On Connectivity Assistant Max Freedman’s first day, he sat down with me and Claque member Kathy English Holt to plan for a Radio Woolly podcast. For his first few hours on the job, Max talked with two women he barely knew (and who didn’t know each other that personally either) about self-stimulation, orgasms, and female sexual health. The experience quite appropriately teed up Connectivity’s goals around In the Next Room or the vibrator play:

  • to engage people in public conversations about intimate topics
  • to explore the relationship between audience’s personal experiences, popular culture and society, and the experience, culture and society of other people and time periods

It wasn’t long before talking with groups about these and a myriad of other publically squeamish topics became old hat for most of the theatre’s staff – and as a result quite quickly for our audience as well.
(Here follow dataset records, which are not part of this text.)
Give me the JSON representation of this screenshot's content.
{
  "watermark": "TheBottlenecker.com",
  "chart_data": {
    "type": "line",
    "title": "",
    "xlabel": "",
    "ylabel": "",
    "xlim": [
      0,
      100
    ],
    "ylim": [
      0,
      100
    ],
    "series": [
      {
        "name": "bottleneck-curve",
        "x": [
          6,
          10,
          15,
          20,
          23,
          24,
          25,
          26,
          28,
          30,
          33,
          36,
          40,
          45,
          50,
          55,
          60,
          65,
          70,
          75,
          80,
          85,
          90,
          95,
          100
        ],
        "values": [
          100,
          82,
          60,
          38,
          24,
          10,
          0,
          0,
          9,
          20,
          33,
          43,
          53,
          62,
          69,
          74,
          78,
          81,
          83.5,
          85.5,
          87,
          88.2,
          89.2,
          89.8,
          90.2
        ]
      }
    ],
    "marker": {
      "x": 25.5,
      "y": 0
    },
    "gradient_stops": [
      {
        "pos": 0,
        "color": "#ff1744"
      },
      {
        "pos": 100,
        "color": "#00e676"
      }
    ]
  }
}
However, interestingly enough, the place these two goals coincided most perfectly was in the Woolly lower lobby. 

The lobby is a ripe environment for connectivity: it is the first point at which audience members can begin exploring as a community the production they are about to see. It is almost the “ground zero” for connectivity – a place where the community can linger, mingle, and, well, connect to the world and ideas of the play… and one another. We allowed for educational exposure to the technological reality of the play through an exhibit of antique vibrators (on loan from our friends at New York’s Museum of Sex). We also provided room to connect with longing, an emotion central to many of the play’s characters, through the Secret Desires project. In addition, Woolly Matter was stocked with a variety historical and literary of resources – from Rachel Maines’ The Technology of Orgasm to Collected Works of In the Next Room playwright Sarah Ruhl.

Observing activity in the lobby was fascinating. Patrons lingered at the vibrator exhibit, often taking pictures of themselves and their friends next to it. They would circle around the display case and make their way over to Secret Desires, just reading at first and often not taking or filling out their own card until intermission or post-performance. Then there was a trip through the pages of some of the books, thumbing through the script for In the Next Room and comparing it to Dead Man’s Cell Phone or The Clean House.

While traffic patterns varied, audiences engaged in some serious self-stimulation (pun intended!) before settling down in the seats for the first act, and then came back for more at intermission and sometimes even following the performance.

 As the Woolly staff continues to refine “connectivity” and determines how to harness it for every show, I will hold up the lobby experience for In the Next Room or the vibrator play as a bright-spot of how we can connect our audiences with the work in more new, deep, and meaningful ways.